El ADD/ADHD (“trastorno por déficit de atención con hiperactividad”) es una de las formas bien actuales, un caso testigo de lo que Robert Castel denominó “el orden psiquiátrico”: cuando un niño molesta en la escuela, inmediatamente es clasificado, rotulado con una nueva forma de rotulación: el ADD. El niño que supuestamente padece este síndrome –al que el discurso imperante adjudica un origen de características puramente biológicas– deberá ser separado (vigilado y castigado, diría Foucault) en función de distintas medidas profilácticas. La primera de ellas es la consulta inminente y sin mediación alguna, por pedido de la escuela, generalmente con el psiquiatra o con el neurólogo, quien habitualmente prescribe una medicación.
Entonces, se lo normaliza, pero ¿el niño tiene que ser como un adulto, que se queda sentado ocho horas trabajando? ¿O un niño tiene que ser espontáneo, ruidoso, creativo, juguetón, molesto, impertinente?
Un niño que molesta al adulto suele ser un niño saludable. Entonces, se lo normaliza, se lo vigila, se lo castiga dándole medicación, pero quizá no aprenda más que antes en la escuela.

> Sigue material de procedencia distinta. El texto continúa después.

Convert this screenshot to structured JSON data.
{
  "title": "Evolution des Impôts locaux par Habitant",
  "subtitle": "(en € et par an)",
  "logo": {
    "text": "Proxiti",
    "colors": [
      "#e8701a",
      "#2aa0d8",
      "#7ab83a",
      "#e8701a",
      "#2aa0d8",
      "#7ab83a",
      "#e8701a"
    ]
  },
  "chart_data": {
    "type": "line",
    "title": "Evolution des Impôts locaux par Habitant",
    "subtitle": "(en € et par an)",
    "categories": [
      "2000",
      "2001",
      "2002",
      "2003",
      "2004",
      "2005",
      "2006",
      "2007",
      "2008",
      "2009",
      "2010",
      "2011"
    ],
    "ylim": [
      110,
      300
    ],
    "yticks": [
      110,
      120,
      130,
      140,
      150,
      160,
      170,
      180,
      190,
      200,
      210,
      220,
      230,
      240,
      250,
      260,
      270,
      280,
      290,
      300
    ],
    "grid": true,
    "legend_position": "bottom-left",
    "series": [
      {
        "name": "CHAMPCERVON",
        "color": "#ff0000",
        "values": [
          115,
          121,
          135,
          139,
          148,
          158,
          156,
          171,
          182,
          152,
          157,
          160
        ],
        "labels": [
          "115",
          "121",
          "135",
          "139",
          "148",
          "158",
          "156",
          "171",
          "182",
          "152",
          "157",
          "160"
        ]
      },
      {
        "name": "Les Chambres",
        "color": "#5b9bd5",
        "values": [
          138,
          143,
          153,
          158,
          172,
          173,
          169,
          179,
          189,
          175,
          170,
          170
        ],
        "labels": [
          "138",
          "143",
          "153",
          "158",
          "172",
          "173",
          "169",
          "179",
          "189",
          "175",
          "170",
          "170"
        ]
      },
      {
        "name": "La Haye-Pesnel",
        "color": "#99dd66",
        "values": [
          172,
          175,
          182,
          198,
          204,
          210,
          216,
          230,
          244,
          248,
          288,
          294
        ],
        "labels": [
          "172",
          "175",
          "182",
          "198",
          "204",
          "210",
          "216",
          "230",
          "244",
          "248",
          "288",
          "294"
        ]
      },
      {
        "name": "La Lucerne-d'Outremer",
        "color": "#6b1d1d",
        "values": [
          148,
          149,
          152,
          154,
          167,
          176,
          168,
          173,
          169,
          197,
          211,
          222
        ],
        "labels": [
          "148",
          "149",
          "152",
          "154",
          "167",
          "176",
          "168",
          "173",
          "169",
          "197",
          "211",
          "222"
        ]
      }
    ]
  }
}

Sólo deja de molestar, y con ello se establece el “orden”, “la normalidad”; el niño se incorpora a los patrones que le marca la cultura de su tiempo. Cuando uno va a una escuela y, de 35 niños, 28 son sospechosos de ADD y 15 ya están medicados, la pregunta es: ¿qué estamos haciendo con nuestros niños?
Y no se trata sólo de un problema de los psiquiatras, no es solo un problema de los grandes laboratorios que han ido avanzando. Un niño que molesta tiende a ser inmediatamente profesionalizado, término que prefiero porque resulta más abarcativo que “psiquiatrizado”. No se trata sólo del discurso psiquiátrico o del discurso médico. Cuántas veces distintos profesionales pueden colaborar con la institución escolar o con la institución familiar tomando en tratamiento a un niño que no lo necesita, por ejemplo por estar simplemente atravesando situaciones vitales o por ser un síntoma de algo que pasa en la institución familiar o en la escolar.
Marisa Punta Rodulfo
Texto extractado del trabajo “Desde la psicopatología de la vida cotidiana a la psicopatologización de la vida cotidiana”, incluido en Invención de enfermedades. Traiciones a la salud y a la educación, por León Benasayag y Gabriela Dueñas (comps.), ed. Noveduc.